Croxon, Jones & Co (Old Bank) Ltd
- Trade name: Croxon, Jones & Co (Old Bank) Ltd; Oswestry Old Bank
- Company type: Private company
- Industry: Financial services
- Predecessor: Gibbons & Coit
- Founded: 1792
- Defunct: 1894
- Fate: Merger
- Successor: Parr’s Banking Co & Alliance Bank Ltd
- Headquarters: Oswestry, United Kingdom
- Area served: England and Wales
- Products: Lending and deposits
- Services: Banking services
- Website: RBS archives

= Croxon, Jones & Co (Old Bank) Ltd =

Croxon, Jones & Co (Old Bank) was a British private bank established in Oswestry. It operated between 1792 and 1894.

== History ==
It was originally known as Gibbons & Coit and, in 1893, was converted into a joint-stock company with limited liability and a paid-in capital of £35,000. Upon conversion the bank was renamed Croxon, Jones & Co (Old Bank) Ltd.

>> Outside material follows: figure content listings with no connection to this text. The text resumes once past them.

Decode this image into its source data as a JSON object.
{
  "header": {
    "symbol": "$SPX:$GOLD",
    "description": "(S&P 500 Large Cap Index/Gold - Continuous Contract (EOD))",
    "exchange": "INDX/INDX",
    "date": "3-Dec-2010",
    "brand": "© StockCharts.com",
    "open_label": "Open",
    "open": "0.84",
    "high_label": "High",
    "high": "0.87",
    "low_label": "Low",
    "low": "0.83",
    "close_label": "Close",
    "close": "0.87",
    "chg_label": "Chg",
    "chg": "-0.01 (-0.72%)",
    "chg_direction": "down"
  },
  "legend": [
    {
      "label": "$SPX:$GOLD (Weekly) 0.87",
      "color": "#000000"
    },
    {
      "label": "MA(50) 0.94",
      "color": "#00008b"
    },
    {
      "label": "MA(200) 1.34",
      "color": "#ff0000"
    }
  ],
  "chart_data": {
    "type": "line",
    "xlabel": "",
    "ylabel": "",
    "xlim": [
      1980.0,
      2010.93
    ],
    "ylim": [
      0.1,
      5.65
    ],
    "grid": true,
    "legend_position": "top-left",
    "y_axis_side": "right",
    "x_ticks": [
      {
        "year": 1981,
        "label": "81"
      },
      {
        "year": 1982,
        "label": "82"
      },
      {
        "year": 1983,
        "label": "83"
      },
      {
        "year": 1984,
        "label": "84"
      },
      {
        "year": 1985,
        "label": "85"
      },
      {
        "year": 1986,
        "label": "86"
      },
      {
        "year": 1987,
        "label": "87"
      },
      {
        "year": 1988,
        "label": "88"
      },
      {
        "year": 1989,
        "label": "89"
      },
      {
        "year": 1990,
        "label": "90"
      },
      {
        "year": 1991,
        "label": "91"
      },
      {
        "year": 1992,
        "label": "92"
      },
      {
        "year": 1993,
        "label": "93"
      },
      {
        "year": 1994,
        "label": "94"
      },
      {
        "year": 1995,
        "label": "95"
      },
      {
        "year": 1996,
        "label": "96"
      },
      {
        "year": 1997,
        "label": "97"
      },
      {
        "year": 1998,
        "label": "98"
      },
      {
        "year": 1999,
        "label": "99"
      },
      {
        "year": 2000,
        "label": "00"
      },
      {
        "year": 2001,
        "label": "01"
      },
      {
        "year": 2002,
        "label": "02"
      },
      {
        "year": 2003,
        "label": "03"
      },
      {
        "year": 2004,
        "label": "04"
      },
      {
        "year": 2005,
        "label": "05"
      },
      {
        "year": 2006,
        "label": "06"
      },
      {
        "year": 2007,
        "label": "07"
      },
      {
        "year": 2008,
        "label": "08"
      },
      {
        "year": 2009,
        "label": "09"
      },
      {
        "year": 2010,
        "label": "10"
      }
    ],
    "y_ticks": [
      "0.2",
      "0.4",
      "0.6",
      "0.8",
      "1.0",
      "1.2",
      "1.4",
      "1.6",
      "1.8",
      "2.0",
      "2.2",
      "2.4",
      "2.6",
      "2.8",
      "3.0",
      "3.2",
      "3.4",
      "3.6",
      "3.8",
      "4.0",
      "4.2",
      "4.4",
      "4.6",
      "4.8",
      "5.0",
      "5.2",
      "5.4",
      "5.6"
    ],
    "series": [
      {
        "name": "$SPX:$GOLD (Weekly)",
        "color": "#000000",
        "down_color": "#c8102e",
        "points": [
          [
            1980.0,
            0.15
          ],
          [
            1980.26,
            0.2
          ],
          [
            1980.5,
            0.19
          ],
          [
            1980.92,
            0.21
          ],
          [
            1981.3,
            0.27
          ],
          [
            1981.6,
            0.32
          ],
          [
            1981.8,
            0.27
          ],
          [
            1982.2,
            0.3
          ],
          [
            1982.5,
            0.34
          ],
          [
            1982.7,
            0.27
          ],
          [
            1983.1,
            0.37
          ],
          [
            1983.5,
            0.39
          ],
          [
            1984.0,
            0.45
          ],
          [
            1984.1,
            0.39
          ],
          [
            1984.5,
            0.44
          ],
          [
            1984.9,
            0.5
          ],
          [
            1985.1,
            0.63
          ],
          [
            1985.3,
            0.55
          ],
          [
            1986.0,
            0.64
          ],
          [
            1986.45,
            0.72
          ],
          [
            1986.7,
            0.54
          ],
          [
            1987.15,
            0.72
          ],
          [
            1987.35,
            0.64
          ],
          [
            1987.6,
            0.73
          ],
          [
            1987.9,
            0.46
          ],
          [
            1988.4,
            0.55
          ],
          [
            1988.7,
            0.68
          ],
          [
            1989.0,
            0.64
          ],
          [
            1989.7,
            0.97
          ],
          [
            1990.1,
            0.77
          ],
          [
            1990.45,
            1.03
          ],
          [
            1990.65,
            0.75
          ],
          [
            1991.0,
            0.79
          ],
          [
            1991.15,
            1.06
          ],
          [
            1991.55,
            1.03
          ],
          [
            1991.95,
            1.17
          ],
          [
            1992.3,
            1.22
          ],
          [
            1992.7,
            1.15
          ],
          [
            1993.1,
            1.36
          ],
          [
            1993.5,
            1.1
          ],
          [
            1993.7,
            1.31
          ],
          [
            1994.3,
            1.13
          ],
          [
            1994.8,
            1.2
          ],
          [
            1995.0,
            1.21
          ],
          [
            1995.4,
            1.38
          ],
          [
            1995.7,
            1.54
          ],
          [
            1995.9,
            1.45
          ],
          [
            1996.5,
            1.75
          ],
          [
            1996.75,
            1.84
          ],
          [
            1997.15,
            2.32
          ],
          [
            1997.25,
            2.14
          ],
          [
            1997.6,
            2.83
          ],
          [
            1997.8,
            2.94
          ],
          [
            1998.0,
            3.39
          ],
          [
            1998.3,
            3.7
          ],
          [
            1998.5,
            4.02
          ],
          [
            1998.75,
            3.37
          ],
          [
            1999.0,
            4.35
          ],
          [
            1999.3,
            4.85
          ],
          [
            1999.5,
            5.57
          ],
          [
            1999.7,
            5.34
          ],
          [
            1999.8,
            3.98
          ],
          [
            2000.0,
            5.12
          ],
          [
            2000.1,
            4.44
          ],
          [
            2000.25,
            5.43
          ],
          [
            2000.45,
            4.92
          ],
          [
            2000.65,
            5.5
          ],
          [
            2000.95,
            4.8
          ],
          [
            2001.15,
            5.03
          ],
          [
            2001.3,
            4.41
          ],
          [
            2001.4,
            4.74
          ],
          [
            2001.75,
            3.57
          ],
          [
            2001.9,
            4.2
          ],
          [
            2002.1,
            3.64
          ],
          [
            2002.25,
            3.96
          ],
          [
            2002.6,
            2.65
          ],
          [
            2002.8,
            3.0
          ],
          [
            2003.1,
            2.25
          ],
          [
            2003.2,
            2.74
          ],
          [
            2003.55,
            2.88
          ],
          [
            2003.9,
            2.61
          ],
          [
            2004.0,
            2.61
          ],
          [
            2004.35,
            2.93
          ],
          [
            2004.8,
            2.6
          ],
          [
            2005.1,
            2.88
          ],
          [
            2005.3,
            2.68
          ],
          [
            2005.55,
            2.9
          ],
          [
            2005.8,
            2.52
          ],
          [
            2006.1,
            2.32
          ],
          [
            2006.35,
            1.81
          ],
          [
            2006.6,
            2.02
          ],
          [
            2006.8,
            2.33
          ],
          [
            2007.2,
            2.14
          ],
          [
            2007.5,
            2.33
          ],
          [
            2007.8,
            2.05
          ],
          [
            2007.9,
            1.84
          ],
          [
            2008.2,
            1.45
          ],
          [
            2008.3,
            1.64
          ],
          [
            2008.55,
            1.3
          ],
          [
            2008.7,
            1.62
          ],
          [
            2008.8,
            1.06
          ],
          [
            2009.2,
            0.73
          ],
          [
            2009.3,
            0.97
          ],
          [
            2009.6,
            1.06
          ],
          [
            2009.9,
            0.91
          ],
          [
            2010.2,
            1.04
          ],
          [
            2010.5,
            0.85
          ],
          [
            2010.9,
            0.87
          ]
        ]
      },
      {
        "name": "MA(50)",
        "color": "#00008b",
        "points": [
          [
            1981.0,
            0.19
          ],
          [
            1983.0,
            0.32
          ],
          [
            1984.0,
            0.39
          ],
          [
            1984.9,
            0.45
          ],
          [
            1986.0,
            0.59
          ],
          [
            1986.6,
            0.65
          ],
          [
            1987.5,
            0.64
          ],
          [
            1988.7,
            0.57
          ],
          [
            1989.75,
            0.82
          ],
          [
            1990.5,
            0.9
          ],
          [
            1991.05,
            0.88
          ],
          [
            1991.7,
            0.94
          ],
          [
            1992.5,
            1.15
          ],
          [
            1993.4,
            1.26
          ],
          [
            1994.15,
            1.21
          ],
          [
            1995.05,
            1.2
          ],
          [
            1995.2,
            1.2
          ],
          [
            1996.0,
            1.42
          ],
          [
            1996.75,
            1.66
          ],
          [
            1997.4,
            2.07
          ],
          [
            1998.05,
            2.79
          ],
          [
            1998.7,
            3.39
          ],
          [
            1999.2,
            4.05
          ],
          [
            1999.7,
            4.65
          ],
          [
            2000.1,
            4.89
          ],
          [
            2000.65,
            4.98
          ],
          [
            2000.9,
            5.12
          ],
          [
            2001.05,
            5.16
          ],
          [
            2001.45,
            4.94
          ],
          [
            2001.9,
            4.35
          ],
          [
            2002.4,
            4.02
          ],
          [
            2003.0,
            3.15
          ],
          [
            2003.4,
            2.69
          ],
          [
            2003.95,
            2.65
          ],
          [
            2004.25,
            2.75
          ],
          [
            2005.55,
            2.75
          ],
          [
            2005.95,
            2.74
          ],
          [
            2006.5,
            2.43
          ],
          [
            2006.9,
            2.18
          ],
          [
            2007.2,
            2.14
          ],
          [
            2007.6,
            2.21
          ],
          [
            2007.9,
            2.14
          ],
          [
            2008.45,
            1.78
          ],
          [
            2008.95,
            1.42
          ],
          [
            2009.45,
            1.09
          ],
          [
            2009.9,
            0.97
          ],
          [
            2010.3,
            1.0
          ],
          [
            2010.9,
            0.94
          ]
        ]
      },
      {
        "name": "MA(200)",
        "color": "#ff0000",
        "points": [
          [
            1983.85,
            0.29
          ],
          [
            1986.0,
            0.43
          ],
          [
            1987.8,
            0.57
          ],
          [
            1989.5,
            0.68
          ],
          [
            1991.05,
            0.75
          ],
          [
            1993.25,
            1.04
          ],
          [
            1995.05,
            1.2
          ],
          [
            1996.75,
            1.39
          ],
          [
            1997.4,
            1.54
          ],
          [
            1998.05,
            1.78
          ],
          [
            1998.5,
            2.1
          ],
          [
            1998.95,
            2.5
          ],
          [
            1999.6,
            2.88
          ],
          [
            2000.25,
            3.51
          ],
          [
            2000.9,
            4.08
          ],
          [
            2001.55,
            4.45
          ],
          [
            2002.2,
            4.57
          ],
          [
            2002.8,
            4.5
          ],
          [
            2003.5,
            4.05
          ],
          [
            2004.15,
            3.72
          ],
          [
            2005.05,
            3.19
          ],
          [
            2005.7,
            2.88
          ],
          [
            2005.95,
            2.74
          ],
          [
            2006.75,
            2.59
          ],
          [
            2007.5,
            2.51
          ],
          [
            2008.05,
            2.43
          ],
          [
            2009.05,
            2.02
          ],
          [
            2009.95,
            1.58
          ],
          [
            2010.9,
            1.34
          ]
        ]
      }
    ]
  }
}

The bank went through a number of name changes during its 100-year history:

- Gibbons & Coit from 1792
- Croon & Sheppard by 1812
- Croxon & Co by 1814
- Croxon, Longueville, Jones, Croxon & Gibbons by 1829
- Croxon, Longueville & Co by 1834
- Swete, Roberts & Longueville by 1887
- Croxon, Jones & Co in 1893

The bank was also known as Oswestry Old Bank.

In 1894 the bank was acquired by Parr's Banking Co & Alliance Bank Ltd of Warrington and the bank subsequently became a past constituent of NatWest.

The bank's archives are held by RBS and Shropshire Archives.